Juste un appareil photo d’occasion

 

Je suis l’heureuse propriétaire de

Deux mains

Pour écrire

Et non plus pour dépenser

Je n’achète plus rien, il me faudrait écrire

Mais je n’y arrive pas

Dans ce pays capitaliste

Je n’ai plus qu’à m’en aller dormir dans la grand-rue

 

Elle et moi, on s’est trouvé

Elle est à la recherche d'un emploi

Avec un pareil dîner

Nous sommes vraiment comblées

 

Subitement, je tombe sur une vidéo d’internet

« [une Coréenne raconte son histoire] »

« Quand ma grand-mère est morte, elle n’avait donc pas même des patates à manger ?

Même les porcs mangeaient des patates,

Alors pourquoi notre famille en était-elle privée ?

Selon moi,

C’est le plus terrible coup que nous ait porté la Chine ...... »

 

Je n’ai pas envie d’en regarder davantage

Ces quelques phrases me suffisent

Peu importe ce que cette femme a continué à raconter

Je n’ai pas envie d’en regarder davantage

 

Quand mon amie s’en va

J'ouvre le réfrigérateur

Et regarde ce qu’il reste pour demain

En plus de mon immense gratitude

 

Présences à Frontenay 2016, Le sage et la pluie

Source : traduction de Nicolas Idier, 2016.

Biographie

Chun Sue, est née sous le nom Zou Na en 1983. Après s’être faite connaitre à l’âge de dix-sept ans avec un roman autobiographique, Beijing Doll, dans lequel elle décrivait sa vie de jeune Chinoise rebelle, Chun Sue n’a rien perdu de son esprit désabusé et rebelle.
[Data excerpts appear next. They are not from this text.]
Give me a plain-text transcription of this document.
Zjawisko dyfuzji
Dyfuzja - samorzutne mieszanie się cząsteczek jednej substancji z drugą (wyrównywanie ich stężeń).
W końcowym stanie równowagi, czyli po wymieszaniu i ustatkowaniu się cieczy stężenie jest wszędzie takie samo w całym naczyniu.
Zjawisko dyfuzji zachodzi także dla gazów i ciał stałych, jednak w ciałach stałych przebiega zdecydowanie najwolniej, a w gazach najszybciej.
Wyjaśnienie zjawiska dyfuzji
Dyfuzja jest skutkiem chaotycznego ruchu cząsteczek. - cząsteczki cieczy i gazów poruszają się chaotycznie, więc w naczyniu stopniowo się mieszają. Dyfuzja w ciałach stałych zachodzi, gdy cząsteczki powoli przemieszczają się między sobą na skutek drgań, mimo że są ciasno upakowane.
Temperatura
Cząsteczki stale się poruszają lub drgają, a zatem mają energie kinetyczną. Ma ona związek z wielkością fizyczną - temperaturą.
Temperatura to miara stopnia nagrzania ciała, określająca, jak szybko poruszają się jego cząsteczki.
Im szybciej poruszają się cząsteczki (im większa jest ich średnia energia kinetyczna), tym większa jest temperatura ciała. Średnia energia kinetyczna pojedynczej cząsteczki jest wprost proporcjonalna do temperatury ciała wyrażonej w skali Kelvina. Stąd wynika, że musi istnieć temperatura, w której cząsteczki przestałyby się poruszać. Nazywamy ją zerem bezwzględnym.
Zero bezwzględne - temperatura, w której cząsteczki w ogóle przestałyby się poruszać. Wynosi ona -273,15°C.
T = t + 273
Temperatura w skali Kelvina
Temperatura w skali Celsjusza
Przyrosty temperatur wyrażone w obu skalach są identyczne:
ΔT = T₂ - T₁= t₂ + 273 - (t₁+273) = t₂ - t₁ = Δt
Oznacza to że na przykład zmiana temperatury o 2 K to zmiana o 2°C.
Considérée comme l’un des auteurs majeurs de la génération post-80, Chun Sue décrit dans sa poésie les rêves et les déceptions de la jeunesse perdue, les qualités et les défauts de l’individualisme, et transmet à ses lecteurs un peu du désarroi d’une génération de trentenaires, pris de court par le gigantisme d’une société qui les force au bonheur. Chun Sue vit à Berlin. Une sélection de ses poèmes a été publiée dans la revue Nunc, dossier “Pierres vivants de Chine” (2013).